Improving the elemental and imaging accuracy in atom probe tomography of (Ti,Si)N single and multilayer coatings using isotopic substitution of N

Abstract

This study addresses the challenges in analyzing (Ti,Si)N coatings using atom probe tomography (APT). Overlapping mass-to-charge state ratios in APT mass spectra hinder unambiguous identification of Si and N, thus, isotopic substitution of naturally abundant nitrogen by ¹⁵N-enriched nitrogen was applied to disentangle the mass-spectral overlaps. A series of model coatings, namely, Ti-N, Si-N, and Ti-Si-N single layer coatings were utilized to investigate elemental accuracy, while their corresponding multilayer coatings were used to assess lateral resolution and imaging accuracy. The coatings were sputter-deposited using i) naturally abundant nitrogen and ii) ¹⁵N-enriched nitrogen, respectively. Subsequently, the coatings were analyzed with a LEAP 5000 XR atom probe. Accuracy in obtained concentrations was cross-validated with elastic recoil detection analysis (ERDA) combined with Rutherford backscattering spectrometry (RBS).
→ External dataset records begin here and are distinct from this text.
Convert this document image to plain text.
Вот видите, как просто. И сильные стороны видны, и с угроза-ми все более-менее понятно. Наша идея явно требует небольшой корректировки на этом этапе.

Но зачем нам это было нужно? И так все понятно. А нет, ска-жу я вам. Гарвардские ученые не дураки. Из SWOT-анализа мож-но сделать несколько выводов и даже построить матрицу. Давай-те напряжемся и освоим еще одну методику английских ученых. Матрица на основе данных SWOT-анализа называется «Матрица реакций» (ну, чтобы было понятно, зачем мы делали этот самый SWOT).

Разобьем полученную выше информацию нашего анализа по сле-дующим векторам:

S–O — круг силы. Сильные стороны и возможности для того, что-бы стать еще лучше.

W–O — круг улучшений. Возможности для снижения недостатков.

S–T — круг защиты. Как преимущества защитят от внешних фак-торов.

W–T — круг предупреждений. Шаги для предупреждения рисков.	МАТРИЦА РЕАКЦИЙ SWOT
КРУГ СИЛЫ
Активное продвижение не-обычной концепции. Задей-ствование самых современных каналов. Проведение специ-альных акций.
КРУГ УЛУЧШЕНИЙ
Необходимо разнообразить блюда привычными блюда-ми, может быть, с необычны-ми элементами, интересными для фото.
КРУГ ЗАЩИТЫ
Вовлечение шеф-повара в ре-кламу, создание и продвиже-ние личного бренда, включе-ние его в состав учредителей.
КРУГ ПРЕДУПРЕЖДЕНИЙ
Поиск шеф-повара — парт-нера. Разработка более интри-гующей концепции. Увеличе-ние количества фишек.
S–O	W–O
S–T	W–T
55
The investigation showed that isotopic substitution allows to differentiate the Si and N peaks in the mass spectra and significantly reduces compositional discrepancies between APT and ERDA/RBS results. Despite remaining minor peak overlaps, which can result in inaccuracies in determining the elemental composition, isotopic substitution has proven to be an effective method for peak differentiation and correcting the obtained elemental composition of Ti-Si-N. Moreover, isotopic substitution can predominantly increase the elemental accuracy and imaging accuracy of APT measurements of multilayer coatings.